Betty and Francine, who is six months pregnant, gossip about the new neighbor, scandalously divorced Helen Bishop. They check on the kids, who are playing “spaceman” using dry cleaning bag, but neither woman is concerned about safety.
Later, Betty slows down while driving past Helen to watch her moving in, and her hands again go numb. She has a low-speed accident. The kids have fallen to the floor of the back seat, but are unhurt and think it was fun.
Don and Midge spend some play time, and Don doesn’t like that she’s got a TV, because she got it from another man, so Midge throws it out the window. There’s a crash and yelling.
When Don gets home, she tells him that doctors couldn’t find anything wrong with her (just like doctors she’d seen about the numbness before), and wonders if she should see a psychiatrist. Don is skeptical. First, because he thinks psychiatry is phony, and then, because he doesn’t want to acknowledge Betty may be unhappy.
Right Guard meeting in Don’s office: he is unhappy with the astronauts and rockets of Paul’s presentation. He says women will buy this product for men, and wonders what women want.
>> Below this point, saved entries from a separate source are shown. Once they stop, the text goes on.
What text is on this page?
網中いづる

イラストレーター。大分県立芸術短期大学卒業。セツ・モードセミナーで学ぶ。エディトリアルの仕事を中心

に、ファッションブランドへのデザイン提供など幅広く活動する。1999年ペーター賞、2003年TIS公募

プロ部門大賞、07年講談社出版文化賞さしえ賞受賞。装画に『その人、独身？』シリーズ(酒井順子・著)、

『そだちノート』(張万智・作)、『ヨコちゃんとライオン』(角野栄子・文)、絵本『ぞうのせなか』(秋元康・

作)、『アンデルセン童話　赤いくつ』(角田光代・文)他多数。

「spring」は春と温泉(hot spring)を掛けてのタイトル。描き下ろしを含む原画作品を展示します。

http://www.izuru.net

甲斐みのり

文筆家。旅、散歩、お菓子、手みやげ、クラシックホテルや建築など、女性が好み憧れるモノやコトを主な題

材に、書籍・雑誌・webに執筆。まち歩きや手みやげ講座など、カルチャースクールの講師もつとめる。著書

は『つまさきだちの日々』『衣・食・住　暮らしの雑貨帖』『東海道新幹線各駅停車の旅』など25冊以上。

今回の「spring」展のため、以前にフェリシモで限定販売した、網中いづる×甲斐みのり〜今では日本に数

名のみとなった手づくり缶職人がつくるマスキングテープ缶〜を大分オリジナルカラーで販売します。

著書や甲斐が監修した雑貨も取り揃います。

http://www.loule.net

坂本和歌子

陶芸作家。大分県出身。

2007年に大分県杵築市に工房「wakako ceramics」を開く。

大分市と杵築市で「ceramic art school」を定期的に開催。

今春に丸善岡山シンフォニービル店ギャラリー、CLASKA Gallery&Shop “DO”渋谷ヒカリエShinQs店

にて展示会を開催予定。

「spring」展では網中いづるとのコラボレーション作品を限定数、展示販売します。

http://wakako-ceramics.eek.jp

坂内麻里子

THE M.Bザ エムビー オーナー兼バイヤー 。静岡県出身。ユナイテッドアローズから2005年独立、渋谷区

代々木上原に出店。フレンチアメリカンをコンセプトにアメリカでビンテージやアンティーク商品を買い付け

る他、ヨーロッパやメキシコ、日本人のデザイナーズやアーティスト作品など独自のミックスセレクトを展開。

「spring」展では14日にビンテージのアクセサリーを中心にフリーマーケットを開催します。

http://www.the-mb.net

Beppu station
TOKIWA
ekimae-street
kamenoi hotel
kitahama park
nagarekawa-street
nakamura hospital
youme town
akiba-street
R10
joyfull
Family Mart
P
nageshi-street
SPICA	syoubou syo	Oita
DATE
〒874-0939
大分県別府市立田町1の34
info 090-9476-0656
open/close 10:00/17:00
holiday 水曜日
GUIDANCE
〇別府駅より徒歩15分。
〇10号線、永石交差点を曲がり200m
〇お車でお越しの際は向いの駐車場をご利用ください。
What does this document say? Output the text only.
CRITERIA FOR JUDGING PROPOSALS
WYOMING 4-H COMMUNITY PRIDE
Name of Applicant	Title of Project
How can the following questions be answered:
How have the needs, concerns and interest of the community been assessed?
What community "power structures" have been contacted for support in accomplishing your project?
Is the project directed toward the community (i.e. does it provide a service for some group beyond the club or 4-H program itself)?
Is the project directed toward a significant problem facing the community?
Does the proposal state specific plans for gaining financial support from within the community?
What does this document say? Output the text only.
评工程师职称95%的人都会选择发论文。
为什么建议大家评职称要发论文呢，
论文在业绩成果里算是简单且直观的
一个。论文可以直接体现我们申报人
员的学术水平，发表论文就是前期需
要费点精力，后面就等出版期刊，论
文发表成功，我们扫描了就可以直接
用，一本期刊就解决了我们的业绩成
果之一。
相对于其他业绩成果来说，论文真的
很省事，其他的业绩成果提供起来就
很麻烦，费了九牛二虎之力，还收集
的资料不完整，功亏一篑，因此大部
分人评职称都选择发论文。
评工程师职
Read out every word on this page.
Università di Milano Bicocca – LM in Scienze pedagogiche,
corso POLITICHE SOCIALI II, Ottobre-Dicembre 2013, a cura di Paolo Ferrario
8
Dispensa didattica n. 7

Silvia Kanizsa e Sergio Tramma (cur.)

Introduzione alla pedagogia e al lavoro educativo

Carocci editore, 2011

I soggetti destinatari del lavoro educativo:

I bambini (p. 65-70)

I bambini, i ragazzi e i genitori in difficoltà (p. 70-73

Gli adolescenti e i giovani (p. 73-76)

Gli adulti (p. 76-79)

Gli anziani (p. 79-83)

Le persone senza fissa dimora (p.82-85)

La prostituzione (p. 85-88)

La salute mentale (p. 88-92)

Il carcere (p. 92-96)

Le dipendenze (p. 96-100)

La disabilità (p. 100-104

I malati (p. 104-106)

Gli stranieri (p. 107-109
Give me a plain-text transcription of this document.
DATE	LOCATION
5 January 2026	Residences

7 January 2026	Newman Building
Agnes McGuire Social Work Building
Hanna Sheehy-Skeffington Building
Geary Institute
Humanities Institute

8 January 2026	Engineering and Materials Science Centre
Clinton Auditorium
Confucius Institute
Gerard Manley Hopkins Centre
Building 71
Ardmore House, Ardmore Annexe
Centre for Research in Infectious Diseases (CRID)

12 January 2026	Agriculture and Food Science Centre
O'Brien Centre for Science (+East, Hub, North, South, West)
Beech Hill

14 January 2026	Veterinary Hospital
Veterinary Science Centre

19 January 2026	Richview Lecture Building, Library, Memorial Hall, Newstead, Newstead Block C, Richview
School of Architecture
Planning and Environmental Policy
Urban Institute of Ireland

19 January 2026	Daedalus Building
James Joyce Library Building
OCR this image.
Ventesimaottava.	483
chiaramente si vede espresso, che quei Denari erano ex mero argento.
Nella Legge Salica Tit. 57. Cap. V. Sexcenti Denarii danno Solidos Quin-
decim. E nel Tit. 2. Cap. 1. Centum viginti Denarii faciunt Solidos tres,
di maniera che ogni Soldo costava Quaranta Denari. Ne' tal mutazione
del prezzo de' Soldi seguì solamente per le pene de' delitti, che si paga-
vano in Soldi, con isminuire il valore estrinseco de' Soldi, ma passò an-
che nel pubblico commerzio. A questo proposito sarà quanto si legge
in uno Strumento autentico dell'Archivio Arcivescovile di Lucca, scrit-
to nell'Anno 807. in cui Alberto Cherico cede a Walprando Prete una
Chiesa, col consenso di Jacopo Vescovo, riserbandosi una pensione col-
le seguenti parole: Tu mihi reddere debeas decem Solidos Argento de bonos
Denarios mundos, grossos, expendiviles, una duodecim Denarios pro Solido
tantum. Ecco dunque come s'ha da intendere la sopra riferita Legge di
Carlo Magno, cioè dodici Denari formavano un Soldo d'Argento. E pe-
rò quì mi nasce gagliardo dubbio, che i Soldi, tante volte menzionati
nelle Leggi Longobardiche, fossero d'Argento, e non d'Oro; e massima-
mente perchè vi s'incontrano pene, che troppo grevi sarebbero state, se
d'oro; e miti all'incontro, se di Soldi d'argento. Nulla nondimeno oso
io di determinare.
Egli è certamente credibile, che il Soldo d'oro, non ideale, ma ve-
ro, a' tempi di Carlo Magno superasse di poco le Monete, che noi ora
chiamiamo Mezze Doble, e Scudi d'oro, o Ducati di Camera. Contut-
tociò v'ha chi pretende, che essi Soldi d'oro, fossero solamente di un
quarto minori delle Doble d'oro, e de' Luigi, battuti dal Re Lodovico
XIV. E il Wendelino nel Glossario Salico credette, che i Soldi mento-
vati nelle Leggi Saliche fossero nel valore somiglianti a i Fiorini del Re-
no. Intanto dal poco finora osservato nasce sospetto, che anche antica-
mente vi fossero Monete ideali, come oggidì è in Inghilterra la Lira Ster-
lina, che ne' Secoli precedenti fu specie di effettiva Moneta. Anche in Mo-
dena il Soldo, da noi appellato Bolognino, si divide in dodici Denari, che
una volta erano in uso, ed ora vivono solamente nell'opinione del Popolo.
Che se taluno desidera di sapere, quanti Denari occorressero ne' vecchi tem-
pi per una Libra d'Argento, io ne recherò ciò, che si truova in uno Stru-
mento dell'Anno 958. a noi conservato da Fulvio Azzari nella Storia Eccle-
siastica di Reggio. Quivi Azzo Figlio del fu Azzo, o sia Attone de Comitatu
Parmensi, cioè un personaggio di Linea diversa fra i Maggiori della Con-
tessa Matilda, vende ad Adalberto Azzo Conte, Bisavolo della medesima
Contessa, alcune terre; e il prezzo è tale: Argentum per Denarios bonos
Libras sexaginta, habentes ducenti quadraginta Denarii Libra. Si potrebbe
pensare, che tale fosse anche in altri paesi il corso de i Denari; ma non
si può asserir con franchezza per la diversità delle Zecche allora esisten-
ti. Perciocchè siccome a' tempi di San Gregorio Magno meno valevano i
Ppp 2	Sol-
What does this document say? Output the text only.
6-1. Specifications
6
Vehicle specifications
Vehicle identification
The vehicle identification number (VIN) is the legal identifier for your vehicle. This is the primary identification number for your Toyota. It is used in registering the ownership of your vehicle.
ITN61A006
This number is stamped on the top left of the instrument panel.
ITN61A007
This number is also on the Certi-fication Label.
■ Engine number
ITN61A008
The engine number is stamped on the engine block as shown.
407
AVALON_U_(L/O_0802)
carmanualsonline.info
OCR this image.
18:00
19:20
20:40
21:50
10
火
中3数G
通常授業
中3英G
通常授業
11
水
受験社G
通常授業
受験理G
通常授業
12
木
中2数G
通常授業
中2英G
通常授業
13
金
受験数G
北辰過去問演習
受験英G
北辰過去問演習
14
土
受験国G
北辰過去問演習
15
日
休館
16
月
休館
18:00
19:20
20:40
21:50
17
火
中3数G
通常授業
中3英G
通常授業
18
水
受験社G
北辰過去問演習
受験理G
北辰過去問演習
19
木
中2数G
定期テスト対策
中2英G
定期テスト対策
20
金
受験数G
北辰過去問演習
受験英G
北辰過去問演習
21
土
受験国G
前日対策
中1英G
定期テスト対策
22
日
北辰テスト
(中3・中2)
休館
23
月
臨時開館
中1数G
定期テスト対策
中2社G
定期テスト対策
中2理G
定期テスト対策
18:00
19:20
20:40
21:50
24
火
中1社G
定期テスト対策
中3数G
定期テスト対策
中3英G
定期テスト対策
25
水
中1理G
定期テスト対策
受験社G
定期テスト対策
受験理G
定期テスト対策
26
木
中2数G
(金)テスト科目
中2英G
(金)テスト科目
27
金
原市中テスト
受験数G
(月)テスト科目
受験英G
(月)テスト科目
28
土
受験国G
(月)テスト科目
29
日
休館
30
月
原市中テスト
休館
Paul runs into Peggy after having been deflated in the Right Guard meeting. He buys her a sandwich and gives her a tour of the office. He tells her that there are women copy writers out there. She agrees to go to lunch with him the next day.
Later that day, Roger comes into Don’s office, and they discuss the Nixon campaign. Don asks what women want, but Roger says “Who cares?” They discuss psychiatrists, and Don wonders why anyone would be unhappy.
Don comes home that night with a beautiful white gold watch, but Betty, still weepy, again suggests psychiatry. Don arranges for her to see Dr. Arnold Wayne.
After taking Betty to Dr. Wayne at eleven in the morning, Don blows off work to visit Midge.
At the office, Peggy tells Paul she can’t go to lunch after all, because she has to mind the store since Don is out sick. Quite suddenly, he kisses her, and she pulls away.
Later, she starts to put together her desk to leave a little early, but Joan catches her and shows her letters that she’d typed that have errors. Peggy says she’s upset because men are all over her, although Joan suggests this is enjoyable. Peggy looks around and sees all the men with predatory looks, and peeks at the postcard from Pete that she’s taken and kept in her desk, and becomes upset. She’s near tears and goes to the ladies room to cry, but someone else is crying there already, and she pulls herself together.
Betty is at her first appointment with Dr. Wayne, meandering about her hands, the bomb, and feeling anxious. Dr. Wayne silently takes notes.
At her apartment, Midge wakes a sleeping Don and says she has to go out, suggesting he shower and let himself out. He asks her what women want, and then realizes women want “to get closer,” tying this into deodorant.
That night he takes Betty out to dinner, and, once home, surreptitiously calls Dr. Wayne to discuss her.